Still on France Karim Guerfi announced his retirement, The 31-year-old bantam was knocked out in four rounds by Filipino Michael Dasmarinas in Singapore on 20 April in a fight for the vacant IBO title. In his other attempt at a world title Guerfi lost on points to Juan Carlos Reveco for the interim WBA fly title in 2012. On the plus side he was twice European bantam champion.
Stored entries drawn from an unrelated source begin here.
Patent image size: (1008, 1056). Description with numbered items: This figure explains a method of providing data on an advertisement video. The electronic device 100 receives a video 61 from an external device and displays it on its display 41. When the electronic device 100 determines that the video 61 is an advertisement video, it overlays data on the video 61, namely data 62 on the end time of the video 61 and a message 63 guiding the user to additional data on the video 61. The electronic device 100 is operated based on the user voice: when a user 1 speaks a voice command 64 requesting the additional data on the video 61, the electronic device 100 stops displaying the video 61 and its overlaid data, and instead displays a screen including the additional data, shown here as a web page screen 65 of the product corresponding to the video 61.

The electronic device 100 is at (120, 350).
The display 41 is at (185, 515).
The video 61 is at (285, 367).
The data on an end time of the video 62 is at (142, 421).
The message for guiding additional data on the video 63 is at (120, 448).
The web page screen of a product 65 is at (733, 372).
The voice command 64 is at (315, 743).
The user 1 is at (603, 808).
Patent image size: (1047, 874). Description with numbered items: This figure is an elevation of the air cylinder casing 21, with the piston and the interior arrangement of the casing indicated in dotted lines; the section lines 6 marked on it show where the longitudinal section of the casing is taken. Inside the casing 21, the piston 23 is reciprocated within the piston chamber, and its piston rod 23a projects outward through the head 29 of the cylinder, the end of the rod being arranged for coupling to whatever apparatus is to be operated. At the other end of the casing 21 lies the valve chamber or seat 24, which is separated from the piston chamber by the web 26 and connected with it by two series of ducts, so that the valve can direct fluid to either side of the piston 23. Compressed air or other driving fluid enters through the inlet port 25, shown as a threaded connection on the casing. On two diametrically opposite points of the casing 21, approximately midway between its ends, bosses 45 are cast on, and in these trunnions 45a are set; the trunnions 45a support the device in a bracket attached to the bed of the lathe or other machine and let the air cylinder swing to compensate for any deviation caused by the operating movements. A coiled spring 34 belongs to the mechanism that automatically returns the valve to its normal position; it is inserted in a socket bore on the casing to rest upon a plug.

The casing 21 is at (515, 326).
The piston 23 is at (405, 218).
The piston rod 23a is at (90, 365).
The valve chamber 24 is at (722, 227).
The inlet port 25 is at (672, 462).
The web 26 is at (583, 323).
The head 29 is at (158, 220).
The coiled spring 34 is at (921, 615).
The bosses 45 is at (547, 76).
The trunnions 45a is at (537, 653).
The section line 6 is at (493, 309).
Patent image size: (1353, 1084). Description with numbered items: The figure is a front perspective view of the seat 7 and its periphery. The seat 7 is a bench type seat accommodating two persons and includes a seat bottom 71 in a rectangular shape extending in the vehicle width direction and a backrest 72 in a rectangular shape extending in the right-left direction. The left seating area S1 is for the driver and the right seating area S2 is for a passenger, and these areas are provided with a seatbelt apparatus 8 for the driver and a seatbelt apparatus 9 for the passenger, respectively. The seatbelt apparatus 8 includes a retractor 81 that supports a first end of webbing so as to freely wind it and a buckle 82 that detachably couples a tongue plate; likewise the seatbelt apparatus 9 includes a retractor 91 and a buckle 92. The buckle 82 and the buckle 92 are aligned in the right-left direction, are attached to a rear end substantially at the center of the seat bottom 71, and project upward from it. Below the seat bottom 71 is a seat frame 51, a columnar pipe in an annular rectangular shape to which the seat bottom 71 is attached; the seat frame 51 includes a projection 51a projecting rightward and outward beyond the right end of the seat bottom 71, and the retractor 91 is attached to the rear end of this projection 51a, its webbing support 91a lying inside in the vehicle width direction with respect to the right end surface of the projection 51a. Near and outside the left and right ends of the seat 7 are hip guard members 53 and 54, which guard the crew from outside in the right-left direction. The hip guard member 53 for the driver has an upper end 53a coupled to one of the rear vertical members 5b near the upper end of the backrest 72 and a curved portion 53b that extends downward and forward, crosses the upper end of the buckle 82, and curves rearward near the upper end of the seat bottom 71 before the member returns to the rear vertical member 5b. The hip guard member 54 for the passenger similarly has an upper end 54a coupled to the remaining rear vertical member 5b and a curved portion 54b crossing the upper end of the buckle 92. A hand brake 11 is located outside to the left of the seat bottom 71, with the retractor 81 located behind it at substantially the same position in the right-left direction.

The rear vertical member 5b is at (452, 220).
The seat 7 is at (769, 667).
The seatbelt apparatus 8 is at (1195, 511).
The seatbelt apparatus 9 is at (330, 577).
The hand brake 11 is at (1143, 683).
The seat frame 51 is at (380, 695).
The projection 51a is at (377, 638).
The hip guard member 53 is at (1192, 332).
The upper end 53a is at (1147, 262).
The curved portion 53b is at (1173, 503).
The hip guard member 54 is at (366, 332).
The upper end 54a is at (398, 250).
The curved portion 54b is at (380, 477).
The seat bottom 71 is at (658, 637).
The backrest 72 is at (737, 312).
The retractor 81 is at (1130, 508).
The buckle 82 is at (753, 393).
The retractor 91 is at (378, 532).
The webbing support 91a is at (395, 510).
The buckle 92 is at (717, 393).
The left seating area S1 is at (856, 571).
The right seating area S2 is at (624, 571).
Finally France lost one of its most entertaining fighters with the death at 79 of Jacques Kechichian. He was both French and European super welter champion and at the time he was fighting it seemed that there was a big show almost every other week in Paris. Although born in Marseilles his family was Armenian and they moved back to what was the USSR and he boxed amateur there ending up with a 96-21 record. I used to stop at a shop in Soho on my way to work to pick up a copy of L’Equipe for the previews and reports of those stacked Paris shows. Jacques fought Emile Griffith, Billy Backus and top Europeans such as Max Cohen, Jo Gonzales, Jose Hernandez, Carlo Duran and Johann Orsolics and was better than his 27-7-2 record might indicate. RIP Jacques
Also sorry to read of the death at 73 of Argentinian boxer Miguel Angel Campanino. I followed his career from its start in 1966 to it close in 1978. He won the Argentinian and South American titles and ended with a 93-5-4 record having won his last 12 fights. He challenged Pipino Cuevas for the WBA title in 1977 but was knocked out in two rounds. He is shown as having lost twice by KO/TKO but the other loss was when he was forced to retire with a dislocated shoulder and in fact the defeat against Cuevas was his only loss in his last 56 fights. When he retired he opened a gym and had a sports goods business. RIP Miguel Angel.